Cruzamos en rápida sucesión el borde del Londres elegante, el Londres hotelero, el Londres teatral, el Londres literario, el Londres comercial y, por último, el Londres marítimo, hasta llegar a una ciudad de cien mil almas junto al río, en cuyas casas de apartamentos sudan y se sofocan desplazados de toda Europa. Allí, en una amplia avenida donde en otros tiempos residían los comerciantes ricos de la ciudad, encontramos el taller de escultura que íbamos buscando. La parte exterior era un gran patio lleno de piedras monumentales. En el interior había un local muy espacioso, en el que cincuenta operarios se dedicaban a tallar o moldear. El encargado, un alemán rubio y corpulento, nos recibió educadamente y respondió con claridad a todas las preguntas de Holmes.
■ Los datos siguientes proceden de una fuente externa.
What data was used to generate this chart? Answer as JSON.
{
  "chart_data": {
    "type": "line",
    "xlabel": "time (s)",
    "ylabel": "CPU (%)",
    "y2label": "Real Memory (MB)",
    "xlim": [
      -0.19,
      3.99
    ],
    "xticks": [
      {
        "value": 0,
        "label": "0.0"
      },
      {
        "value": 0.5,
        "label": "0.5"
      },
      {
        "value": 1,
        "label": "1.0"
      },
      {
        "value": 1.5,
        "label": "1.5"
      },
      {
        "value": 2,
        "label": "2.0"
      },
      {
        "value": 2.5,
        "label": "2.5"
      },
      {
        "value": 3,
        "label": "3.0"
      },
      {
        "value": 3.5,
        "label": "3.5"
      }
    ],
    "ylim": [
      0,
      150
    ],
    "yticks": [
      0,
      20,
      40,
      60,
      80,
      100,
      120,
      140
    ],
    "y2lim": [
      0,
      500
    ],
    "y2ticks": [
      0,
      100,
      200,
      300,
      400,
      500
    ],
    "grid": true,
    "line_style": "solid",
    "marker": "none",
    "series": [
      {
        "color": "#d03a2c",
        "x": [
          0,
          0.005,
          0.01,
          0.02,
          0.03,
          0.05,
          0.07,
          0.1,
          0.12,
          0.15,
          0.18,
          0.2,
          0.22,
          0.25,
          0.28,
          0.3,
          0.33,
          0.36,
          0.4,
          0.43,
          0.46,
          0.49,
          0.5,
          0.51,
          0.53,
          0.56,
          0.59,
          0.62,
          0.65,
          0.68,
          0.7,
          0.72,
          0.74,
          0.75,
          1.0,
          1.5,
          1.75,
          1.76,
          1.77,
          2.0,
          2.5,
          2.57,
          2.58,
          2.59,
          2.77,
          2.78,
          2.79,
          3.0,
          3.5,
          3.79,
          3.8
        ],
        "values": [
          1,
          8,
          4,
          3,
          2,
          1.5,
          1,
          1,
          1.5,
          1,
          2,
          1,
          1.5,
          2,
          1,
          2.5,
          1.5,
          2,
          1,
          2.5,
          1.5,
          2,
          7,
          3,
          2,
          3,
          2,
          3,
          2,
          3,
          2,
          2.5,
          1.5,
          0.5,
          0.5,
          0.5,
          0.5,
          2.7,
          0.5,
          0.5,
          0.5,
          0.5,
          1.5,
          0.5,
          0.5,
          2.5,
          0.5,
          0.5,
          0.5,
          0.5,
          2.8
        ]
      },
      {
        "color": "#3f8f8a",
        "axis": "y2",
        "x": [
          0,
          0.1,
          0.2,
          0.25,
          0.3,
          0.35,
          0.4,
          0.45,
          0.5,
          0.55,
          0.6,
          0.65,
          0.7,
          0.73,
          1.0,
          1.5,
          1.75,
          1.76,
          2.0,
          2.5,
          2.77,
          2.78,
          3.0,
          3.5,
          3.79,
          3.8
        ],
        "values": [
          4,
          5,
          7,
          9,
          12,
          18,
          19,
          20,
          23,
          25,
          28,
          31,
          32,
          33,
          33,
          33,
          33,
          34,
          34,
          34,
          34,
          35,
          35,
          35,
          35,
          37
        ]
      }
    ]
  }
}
Una consulta a los libros reveló que se habían hecho cientos de escayolas a partir de una reproducción en mármol de la cabeza de Napoleón escupida por Devine, pero que las tres enviadas a Morse Hudson, aproximadamente un año atrás, formaban parte de una partida de seis, y que las otras tres se habían enviado a Harding Brothers, de Kensington. No existía razón alguna para que esas seis fueran diferentes de las demás escayolas. No se le ocurría ningún posible motivo para que alguien quisiera destruirlas..., es más, la idea le daba risa. El precio de venta al por mayor era de seis chelines, pero el minorista podía sacar doce
o más. La copia se sacaba en dos moldes, uno de cada lado de la cara, y luego se juntaban los dos perfiles de escayola para formar el busto completo. El trabajo solían realizarlo obreros italianos en el mismo local donde nos encontrábamos. Una vez terminados, los bustos se ponían a secar sobre una mesa en el pasillo, y después se almacenaban. Eso era todo lo que podía decirnos.
Pero la presentación de la fotografía tuvo un notable efecto sobre el encargado. Su cara enrojeció de ira y sus cejas se fruncieron sobre sus azules v teutónicos ojos.